Cascading failures seem to be a recurring theme amongst hosting providers..

mdellavo · on Oct 27, 2012

Cascading failures are a recurring theme in outages among many interconnected systems. The Northeast blackout of 2003 is one such example.

gizmo686 · on Oct 27, 2012

That because hosting providers have their systems set up to bypass contained failures. Single failures are transparently compensated for, so you never notice them. The only system that could take down the entire network is (mostly) the load-balancing/failure-compensating system. It makes sense that the bugs in these system are almost exclusivly cascade failures.

rhizome · on Oct 27, 2012

I know neteng isn't the simplest thing in the world, but I was struck that for all the "Google Interview...dummies don't even think about it" stories (not to mention Microsoft-mockery the last couple decades), the fix was first to reboot everything, then when that lumped too much traffic in the wrong places, to reboot everything more slowly, 4hrs later, which fixed everything in 35min.

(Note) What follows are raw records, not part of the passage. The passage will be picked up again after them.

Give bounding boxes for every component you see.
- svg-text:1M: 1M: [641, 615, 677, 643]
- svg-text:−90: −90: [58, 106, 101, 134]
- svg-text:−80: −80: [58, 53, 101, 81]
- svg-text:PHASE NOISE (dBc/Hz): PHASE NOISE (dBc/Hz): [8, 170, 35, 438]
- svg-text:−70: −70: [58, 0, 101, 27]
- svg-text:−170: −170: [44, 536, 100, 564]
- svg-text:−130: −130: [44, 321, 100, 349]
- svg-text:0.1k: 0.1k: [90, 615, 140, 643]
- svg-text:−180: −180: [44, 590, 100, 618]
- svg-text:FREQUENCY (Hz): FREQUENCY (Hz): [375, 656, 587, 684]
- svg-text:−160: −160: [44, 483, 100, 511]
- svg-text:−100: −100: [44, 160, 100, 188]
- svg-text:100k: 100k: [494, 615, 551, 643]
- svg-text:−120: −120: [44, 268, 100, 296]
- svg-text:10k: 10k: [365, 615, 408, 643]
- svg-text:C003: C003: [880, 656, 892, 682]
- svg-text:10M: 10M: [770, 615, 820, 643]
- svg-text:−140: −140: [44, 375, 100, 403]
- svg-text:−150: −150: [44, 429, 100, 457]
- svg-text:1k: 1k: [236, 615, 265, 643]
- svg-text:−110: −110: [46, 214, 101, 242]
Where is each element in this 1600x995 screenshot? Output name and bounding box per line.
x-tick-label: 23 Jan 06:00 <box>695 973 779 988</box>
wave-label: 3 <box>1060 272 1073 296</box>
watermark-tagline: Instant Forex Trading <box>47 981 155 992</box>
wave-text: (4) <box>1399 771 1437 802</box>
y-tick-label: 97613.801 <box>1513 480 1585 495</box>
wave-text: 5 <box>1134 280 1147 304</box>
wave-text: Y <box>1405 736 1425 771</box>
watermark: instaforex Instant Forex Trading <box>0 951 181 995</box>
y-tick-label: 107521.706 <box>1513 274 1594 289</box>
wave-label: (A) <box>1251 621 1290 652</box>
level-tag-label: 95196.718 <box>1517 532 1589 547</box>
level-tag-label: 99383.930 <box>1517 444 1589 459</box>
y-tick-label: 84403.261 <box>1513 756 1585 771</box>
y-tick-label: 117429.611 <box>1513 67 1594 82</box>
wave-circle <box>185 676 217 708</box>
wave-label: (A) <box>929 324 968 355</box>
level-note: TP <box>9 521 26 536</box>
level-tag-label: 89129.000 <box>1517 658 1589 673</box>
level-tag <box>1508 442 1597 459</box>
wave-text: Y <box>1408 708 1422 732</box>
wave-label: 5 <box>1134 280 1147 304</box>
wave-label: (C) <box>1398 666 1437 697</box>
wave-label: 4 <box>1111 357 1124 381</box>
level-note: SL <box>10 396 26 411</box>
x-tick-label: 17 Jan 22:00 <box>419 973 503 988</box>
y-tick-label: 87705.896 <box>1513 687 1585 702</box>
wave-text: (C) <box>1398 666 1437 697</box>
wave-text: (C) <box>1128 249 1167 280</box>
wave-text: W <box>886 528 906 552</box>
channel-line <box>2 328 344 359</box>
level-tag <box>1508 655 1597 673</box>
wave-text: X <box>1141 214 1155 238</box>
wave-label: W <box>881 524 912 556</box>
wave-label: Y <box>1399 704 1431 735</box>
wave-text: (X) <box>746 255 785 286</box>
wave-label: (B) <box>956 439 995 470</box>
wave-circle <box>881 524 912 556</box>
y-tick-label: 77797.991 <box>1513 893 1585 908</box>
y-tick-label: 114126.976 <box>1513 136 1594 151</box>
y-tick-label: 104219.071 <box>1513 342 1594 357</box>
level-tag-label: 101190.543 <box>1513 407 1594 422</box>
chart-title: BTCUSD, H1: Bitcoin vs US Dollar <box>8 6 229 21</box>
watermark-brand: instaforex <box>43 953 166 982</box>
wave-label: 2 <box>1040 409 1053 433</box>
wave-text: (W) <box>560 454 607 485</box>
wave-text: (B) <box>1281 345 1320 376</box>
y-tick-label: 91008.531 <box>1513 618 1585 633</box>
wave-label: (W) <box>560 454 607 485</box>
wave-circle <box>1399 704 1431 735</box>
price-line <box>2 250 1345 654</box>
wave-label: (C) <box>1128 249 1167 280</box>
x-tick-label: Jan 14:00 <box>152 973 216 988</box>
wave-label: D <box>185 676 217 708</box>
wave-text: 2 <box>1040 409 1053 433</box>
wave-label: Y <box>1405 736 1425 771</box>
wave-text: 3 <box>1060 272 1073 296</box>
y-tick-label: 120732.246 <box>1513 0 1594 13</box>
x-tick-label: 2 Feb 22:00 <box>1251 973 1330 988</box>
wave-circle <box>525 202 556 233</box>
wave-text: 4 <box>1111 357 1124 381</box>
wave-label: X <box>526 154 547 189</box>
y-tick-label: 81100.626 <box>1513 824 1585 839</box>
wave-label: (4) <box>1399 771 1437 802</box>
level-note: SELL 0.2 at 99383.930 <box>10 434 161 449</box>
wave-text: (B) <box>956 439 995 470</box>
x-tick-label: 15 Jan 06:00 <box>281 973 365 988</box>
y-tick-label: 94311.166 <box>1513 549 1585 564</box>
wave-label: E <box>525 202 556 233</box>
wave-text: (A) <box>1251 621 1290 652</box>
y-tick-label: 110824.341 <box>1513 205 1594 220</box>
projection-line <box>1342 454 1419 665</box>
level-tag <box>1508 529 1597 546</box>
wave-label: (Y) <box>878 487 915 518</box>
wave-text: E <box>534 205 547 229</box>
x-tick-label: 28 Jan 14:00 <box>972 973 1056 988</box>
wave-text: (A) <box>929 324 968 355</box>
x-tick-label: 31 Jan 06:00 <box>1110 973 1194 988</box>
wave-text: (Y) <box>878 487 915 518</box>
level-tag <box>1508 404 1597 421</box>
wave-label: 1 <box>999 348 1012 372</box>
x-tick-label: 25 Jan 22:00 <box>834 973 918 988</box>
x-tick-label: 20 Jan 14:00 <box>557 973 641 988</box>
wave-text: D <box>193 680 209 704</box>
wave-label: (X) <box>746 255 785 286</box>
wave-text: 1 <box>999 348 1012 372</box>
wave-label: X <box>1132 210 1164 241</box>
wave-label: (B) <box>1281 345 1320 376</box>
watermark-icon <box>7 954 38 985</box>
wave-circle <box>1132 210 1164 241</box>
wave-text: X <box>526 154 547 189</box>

packetslave · on Oct 27, 2012

Think "load balancing service" when you see "traffic router" in this case. This was not necessarily a case of physically rebooting a Juniper or something.

rhizome · on Oct 27, 2012

That's one interpretation, but from what little information they offer it seems their initial "reboots" (of whatever form) introduced asymmetric traffic loads that blew out some segments, after which they chased fixes for a couple hours.